# Stengthening your bow draw



## Gurkha (Oct 17, 2013)

After having returned to bow hunting after a 20 year lapse (and too many hours sitting on my gluteus maximus in front of a computer!) I have returned from the dark side! In preparation for shooting my new bow, I wanted to build up the right muscle groups and found this very good article: 

http://huntdoctors.com/cgi-bin/site.cgi?request=articles_025

I have been able to crank up my draw weight from 60 to 70# after doing these exercises for only one month!


----------



## mike 66 (Jan 21, 2010)

archery is a game of skill not strength:juggle: you can kill anything in N -America with a 60 lb bow..... ive only found one exercise that comes close to shooting a bow, and thats a row boat.... but most will tell you the only thing is to shoot the bow while you engage all the right muscles......but some exercise is better than none .but you have got to watch it in the cold weather. thats when most find out........ maybe other coaches will chime in on this


----------



## montigre (Oct 13, 2008)

True, the lat row works the majority of the "archery" back muscles to some degree, but it does not take the place of engaging the correct muscles under load by actually shooting the bow.
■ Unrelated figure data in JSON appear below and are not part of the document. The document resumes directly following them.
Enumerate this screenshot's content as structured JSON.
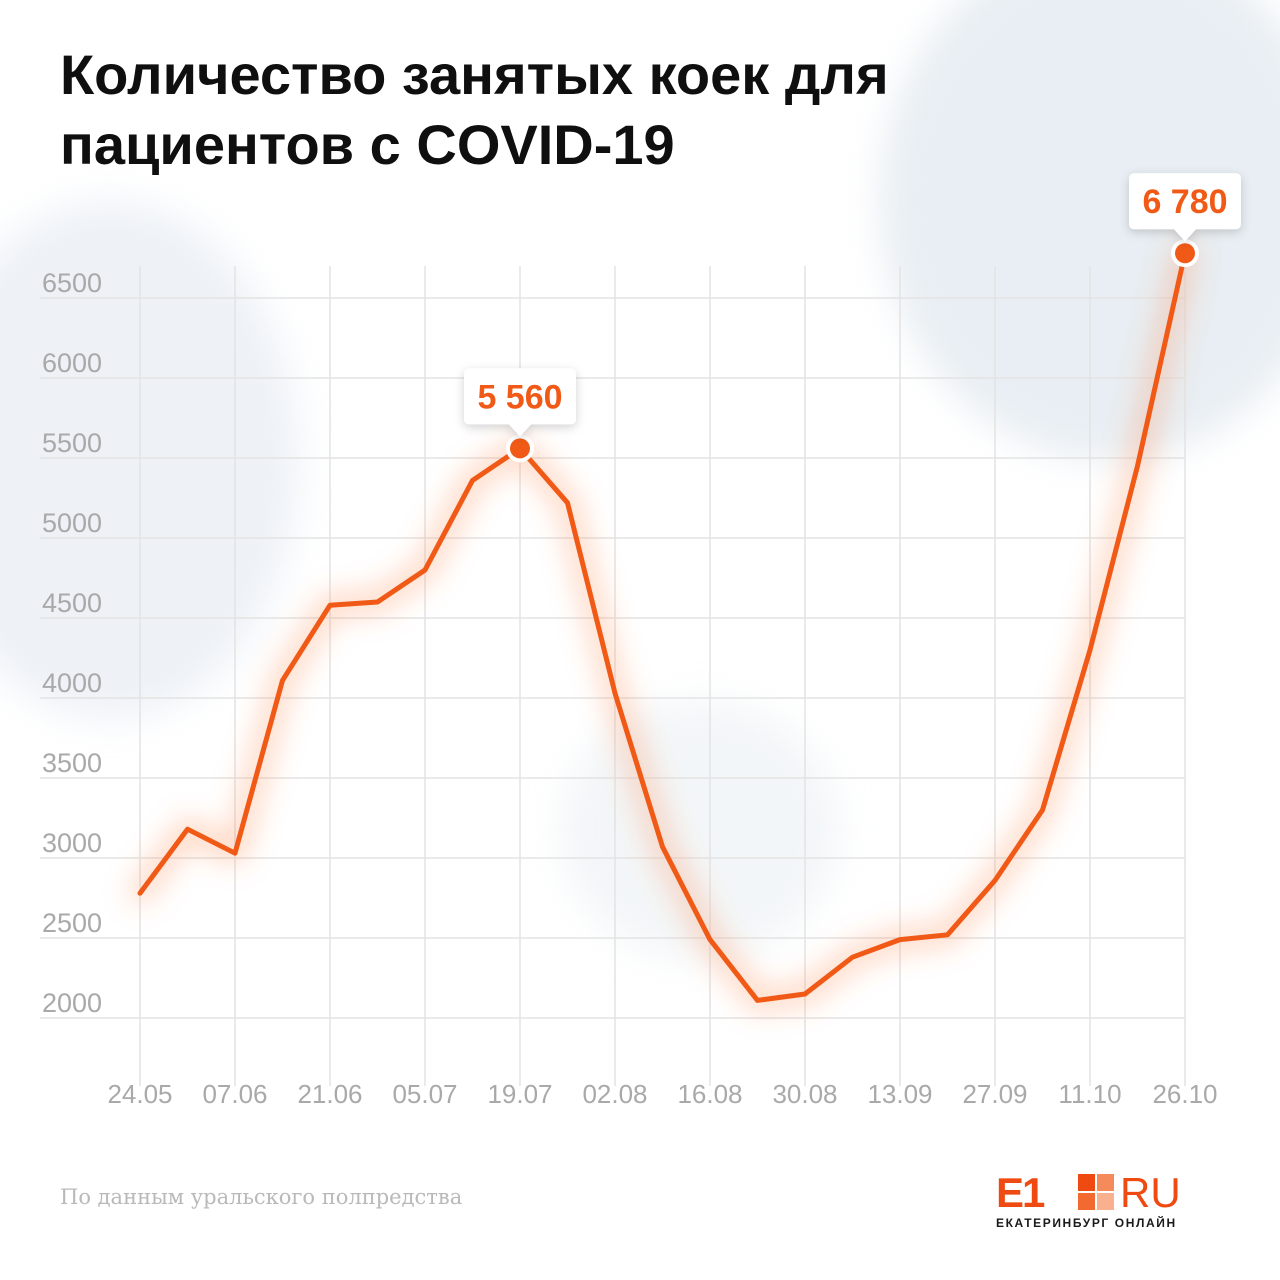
{
  "title_line1": "Количество занятых коек для",
  "title_line2": "пациентов с COVID-19",
  "source": "По данным уральского полпредства",
  "logo": {
    "mark": "E1",
    "domain": "RU",
    "tagline": "ЕКАТЕРИНБУРГ ОНЛАЙН"
  },
  "colors": {
    "accent": "#f15a16",
    "grid": "#e3e3e3",
    "tick_text": "#a9a9a9",
    "title": "#0f0f0f"
  },
  "chart_data": {
    "type": "line",
    "title": "Количество занятых коек для пациентов с COVID-19",
    "xlabel": "",
    "ylabel": "",
    "ylim": [
      1700,
      6700
    ],
    "grid": true,
    "yticks": [
      2000,
      2500,
      3000,
      3500,
      4000,
      4500,
      5000,
      5500,
      6000,
      6500
    ],
    "xtick_labels": [
      "24.05",
      "07.06",
      "21.06",
      "05.07",
      "19.07",
      "02.08",
      "16.08",
      "30.08",
      "13.09",
      "27.09",
      "11.10",
      "26.10"
    ],
    "x": [
      "24.05",
      "31.05",
      "07.06",
      "14.06",
      "21.06",
      "28.06",
      "05.07",
      "12.07",
      "19.07",
      "26.07",
      "02.08",
      "09.08",
      "16.08",
      "23.08",
      "30.08",
      "06.09",
      "13.09",
      "20.09",
      "27.09",
      "04.10",
      "11.10",
      "18.10",
      "26.10"
    ],
    "series": [
      {
        "values": [
          2780,
          3180,
          3030,
          4110,
          4580,
          4600,
          4800,
          5360,
          5560,
          5220,
          4030,
          3070,
          2490,
          2110,
          2150,
          2380,
          2490,
          2520,
          2860,
          3300,
          4300,
          5450,
          6780
        ]
      }
    ],
    "annotations": [
      {
        "x": "19.07",
        "y": 5560,
        "label": "5 560"
      },
      {
        "x": "26.10",
        "y": 6780,
        "label": "6 780"
      }
    ]
  }
}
There is also no viable means of strengthening those small muscles and tendons that support the shoulder without actually shooting. 

Sooo, focus on shootig with good form, good technique, and not shooting too much weight and the strength will come.


----------



## aread (Dec 25, 2009)

Mike & Gail are right about technique being more important than strength. But there is absolutely nothing wrong about building up your shoulders and other muscles, especially the rotator cuff.
Allen


----------